SR 1180048 sent to fix handling the mount rules in aa-logprof. The ptrace issue (see comment 2) is still open upstream.
This is an autogenerated message for OBS integration: This bug (1226031) was mentioned in https://build.opensuse.org/request/show/1180048 Factory / apparmor
The ptrace issue (see comment 2) turned out to be a kernel bug, therefore reassigning to the kernel team. @kernel team: https://gitlab.com/apparmor/apparmor/-/issues/400 says this gets fixed with https://gitlab.com/georgiag/apparmor-kernel/-/commit/cd1948c0660b0e8b24a78288651d7e4f1a88c921 Can you please add that patch to the openSUSE kernel? If you want to test yourself: a reproducer is in the description of https://gitlab.com/apparmor/apparmor/-/issues/400 I can also do the testing - just tell me where I can find a test kernel ;-)
(In reply to Christian Boltz from comment #6) > The ptrace issue (see comment 2) turned out to be a kernel bug, therefore > reassigning to the kernel team. > > @kernel team: https://gitlab.com/apparmor/apparmor/-/issues/400 says this > gets fixed with > https://gitlab.com/georgiag/apparmor-kernel/-/commit/ > cd1948c0660b0e8b24a78288651d7e4f1a88c921 > > Can you please add that patch to the openSUSE kernel? I don't see this on the apparmor ML or in the maintainer kernel git repository yet. I'd prefer to see it "on its way" before merging it locally. > If you want to test yourself: a reproducer is in the description of > https://gitlab.com/apparmor/apparmor/-/issues/400 > > I can also do the testing - just tell me where I can find a test kernel ;-) Sure, I'll prepare a test kernel with the change. As always, thanks for looking into this and raising it upstream, Christian.
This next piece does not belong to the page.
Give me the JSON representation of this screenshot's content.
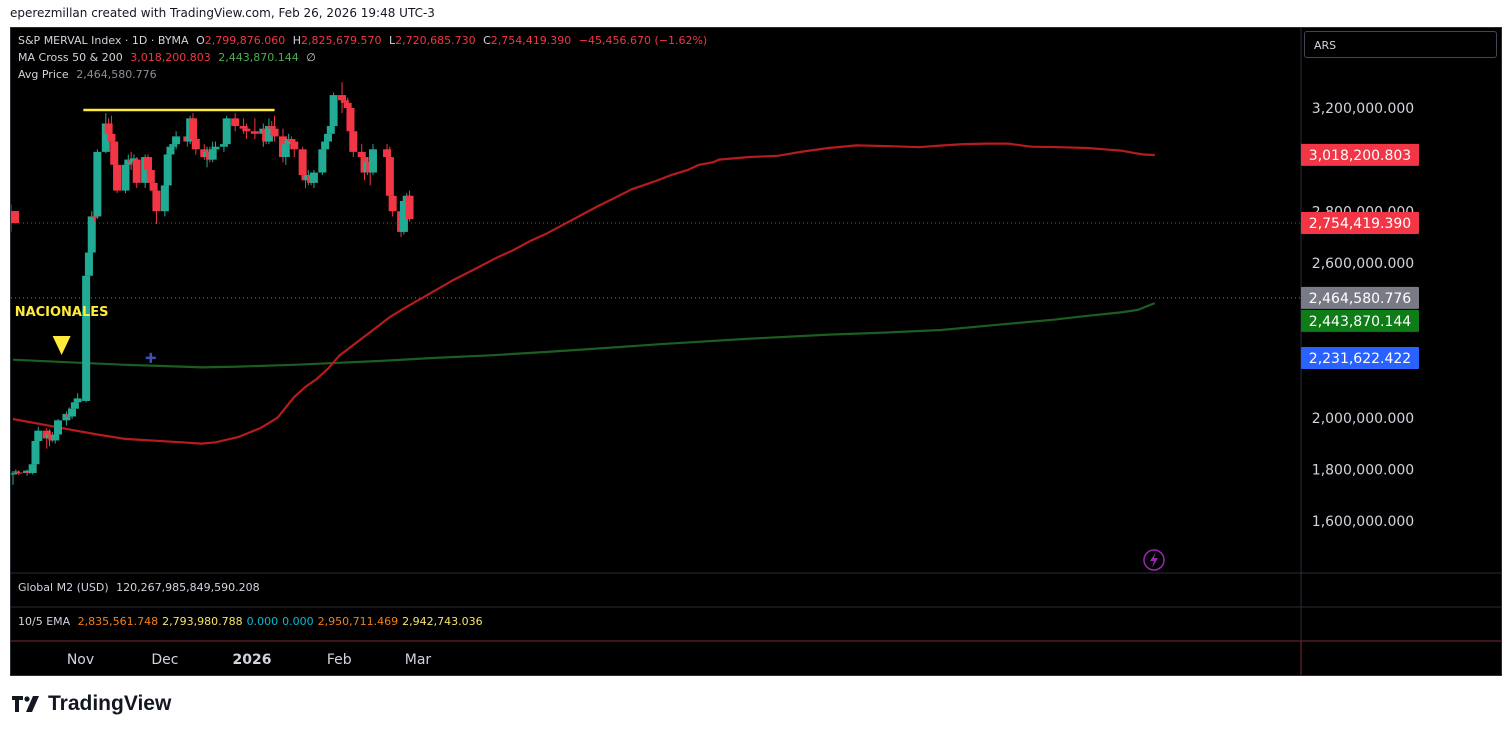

(In reply to David Disseldorp from comment #7) > (In reply to Christian Boltz from comment #6) > > The ptrace issue (see comment 2) turned out to be a kernel bug, therefore > > reassigning to the kernel team. > > > > @kernel team: https://gitlab.com/apparmor/apparmor/-/issues/400 says this > > gets fixed with > > https://gitlab.com/georgiag/apparmor-kernel/-/commit/ > > cd1948c0660b0e8b24a78288651d7e4f1a88c921 > > > > Can you please add that patch to the openSUSE kernel? > > I don't see this on the apparmor ML or in the maintainer kernel git > repository yet. I'd prefer to see it "on its way" before merging it locally. > > > If you want to test yourself: a reproducer is in the description of > > https://gitlab.com/apparmor/apparmor/-/issues/400 > > > > I can also do the testing - just tell me where I can find a test kernel ;-) I've prepared a tumbleweed kernel with cd1948c0660b0e8b24a78288651d7e4f1a88c921 applied at: https://download.opensuse.org/repositories/home:/ddiss:/bsc1226031_aa_policy_unpack_changes_tw/standard/ Test feedback appreciated.
(In reply to David Disseldorp from comment #8) > I've prepared a tumbleweed kernel with > cd1948c0660b0e8b24a78288651d7e4f1a88c921 applied at: Just tested - that kernel fixes the bug, and successfully loads the test profile.
(In reply to Christian Boltz from comment #9) > (In reply to David Disseldorp from comment #8) > > I've prepared a tumbleweed kernel with > > cd1948c0660b0e8b24a78288651d7e4f1a88c921 applied at: > > Just tested - that kernel fixes the bug, and successfully loads the test > profile. Great, I'll merge it once it's queued up for mainline kernel. flagging needinfo for this.
I can confirm the fix(es) solve the issue. Just perfect !!!